« C’est une expérience inhabituelle pour un avocat », s’est ému Tembeka Ngcukaitobi depuis le hall des arrivées internationales de l’aéroport de Johannesburg, le 14 janvier. Un comité d’accueil était venu célébrer le retour de l’équipe juridique sud-africaine qui a porté, les 11 et 12 janvier, les accusations de génocide à Gaza contre Israël devant la Cour internationale de justice (CIJ) aux Pays-Bas.
Deux mois plus tôt, les Springboks, champions du monde de rugby, avaient été accueillis au même endroit. La ferveur était évidemment plus faible mi-janvier, mais le sentiment de fierté – celui d’avoir brillé sur la scène internationale – semble être partagé par une partie de l’opinion publique. « L’Afrique du Sud se tient du bon côté de l’histoire », lit-on dans la presse locale et sur les réseaux sociaux, alors que le Congrès national africain (ANC), le parti au pouvoir à Prétoria, est un indéfectible soutien de la cause palestinienne depuis son arrivée au pouvoir en 1994.
Nelson Mandela, dont un bronze est installé dans le palais de la Paix qui abrite la CIJ, à La Haye, ne fut pas uniquement l’homme du prix Nobel de la paix, mais aussi l’avocat du droit à l’indépendance des Palestiniens. Quand l’Afrique du Sud qualifie Israël de « régime d’apartheid », elle lie le sort des Palestiniens à sa propre histoire, alors que l’État hébreu avait été un allié du régime d’apartheid.

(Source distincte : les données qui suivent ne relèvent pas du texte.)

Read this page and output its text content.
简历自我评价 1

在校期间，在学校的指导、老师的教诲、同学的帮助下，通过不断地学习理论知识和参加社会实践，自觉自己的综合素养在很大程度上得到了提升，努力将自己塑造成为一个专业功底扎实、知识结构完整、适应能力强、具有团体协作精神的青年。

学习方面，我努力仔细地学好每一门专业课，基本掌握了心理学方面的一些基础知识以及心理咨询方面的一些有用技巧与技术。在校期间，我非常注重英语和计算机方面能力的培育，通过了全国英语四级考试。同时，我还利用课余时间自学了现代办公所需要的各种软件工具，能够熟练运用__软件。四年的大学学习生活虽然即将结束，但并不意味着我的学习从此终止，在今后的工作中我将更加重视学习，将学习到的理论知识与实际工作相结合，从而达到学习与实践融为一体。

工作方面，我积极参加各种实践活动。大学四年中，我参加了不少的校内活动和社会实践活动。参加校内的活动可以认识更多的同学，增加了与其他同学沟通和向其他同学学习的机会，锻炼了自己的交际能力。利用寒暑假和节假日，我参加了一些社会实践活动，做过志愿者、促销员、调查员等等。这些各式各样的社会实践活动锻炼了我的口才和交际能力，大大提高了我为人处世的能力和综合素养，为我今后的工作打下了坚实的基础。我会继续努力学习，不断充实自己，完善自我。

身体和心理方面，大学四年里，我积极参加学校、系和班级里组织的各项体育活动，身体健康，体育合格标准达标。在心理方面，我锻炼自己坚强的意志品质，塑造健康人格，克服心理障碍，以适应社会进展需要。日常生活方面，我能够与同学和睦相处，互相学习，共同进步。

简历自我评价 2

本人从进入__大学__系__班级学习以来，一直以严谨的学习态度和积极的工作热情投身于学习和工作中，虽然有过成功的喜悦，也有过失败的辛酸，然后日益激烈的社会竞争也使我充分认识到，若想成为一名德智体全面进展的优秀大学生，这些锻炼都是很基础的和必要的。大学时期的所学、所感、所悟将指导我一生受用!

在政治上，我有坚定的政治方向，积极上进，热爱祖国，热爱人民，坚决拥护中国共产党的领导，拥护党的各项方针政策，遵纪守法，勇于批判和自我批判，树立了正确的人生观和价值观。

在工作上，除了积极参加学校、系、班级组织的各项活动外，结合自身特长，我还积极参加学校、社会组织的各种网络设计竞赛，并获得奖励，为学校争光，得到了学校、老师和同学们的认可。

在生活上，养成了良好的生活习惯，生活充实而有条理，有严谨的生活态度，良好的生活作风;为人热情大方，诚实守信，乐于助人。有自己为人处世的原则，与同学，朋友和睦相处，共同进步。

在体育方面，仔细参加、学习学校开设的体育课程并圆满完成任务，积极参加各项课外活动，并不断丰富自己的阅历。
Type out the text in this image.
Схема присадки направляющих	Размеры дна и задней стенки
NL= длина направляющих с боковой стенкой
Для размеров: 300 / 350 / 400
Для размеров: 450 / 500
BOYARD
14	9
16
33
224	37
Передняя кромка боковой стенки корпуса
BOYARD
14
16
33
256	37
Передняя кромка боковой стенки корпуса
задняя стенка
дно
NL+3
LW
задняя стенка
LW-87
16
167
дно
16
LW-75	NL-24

En réaction au carnage causé par les bombardements israéliens sur Gaza, responsables de la mort de plus de 24 000 personnes depuis l’attaque du Hamas du 7 octobre, Zane Dangor, le directeur du ministère sud-africain des affaires internationales, a dénoncé, dans une tribune publiée par le média News24, « l’échec général des institutions de la gouvernance mondiale pour arrêter le meurtre sans vergogne du peuple palestinien ». En dépit de « leurs défauts actuels », assure-t-il, « l’Afrique du Sud ne voudrait pas que la confiance dans les institutions internationales se dégrade davantage ».
Une diplomatie influencée par les alliances historiques de l’ANC
Reste que le désamour l’emporte régulièrement. En 2015, Pretoria avait refusé d’interpeller l’ancien président soudanais Omar Al-Bachir, en visite en Afrique du Sud, malgré des poursuites pour génocide émises par la CPI. L’année suivante, elle avait entamé une procédure de retrait de la Cour pénale internationale (CPI) avant de faire marche arrière. Des soupçons de retrait ont refait surface en 2023 au moment où, pour le sommet des Brics, elle voulait recevoir le président russe Vladimir Poutine sans l’arrêter malgré le mandat d’arrêt international émis par la CPI pour de présumés crimes de guerre commis en Ukraine.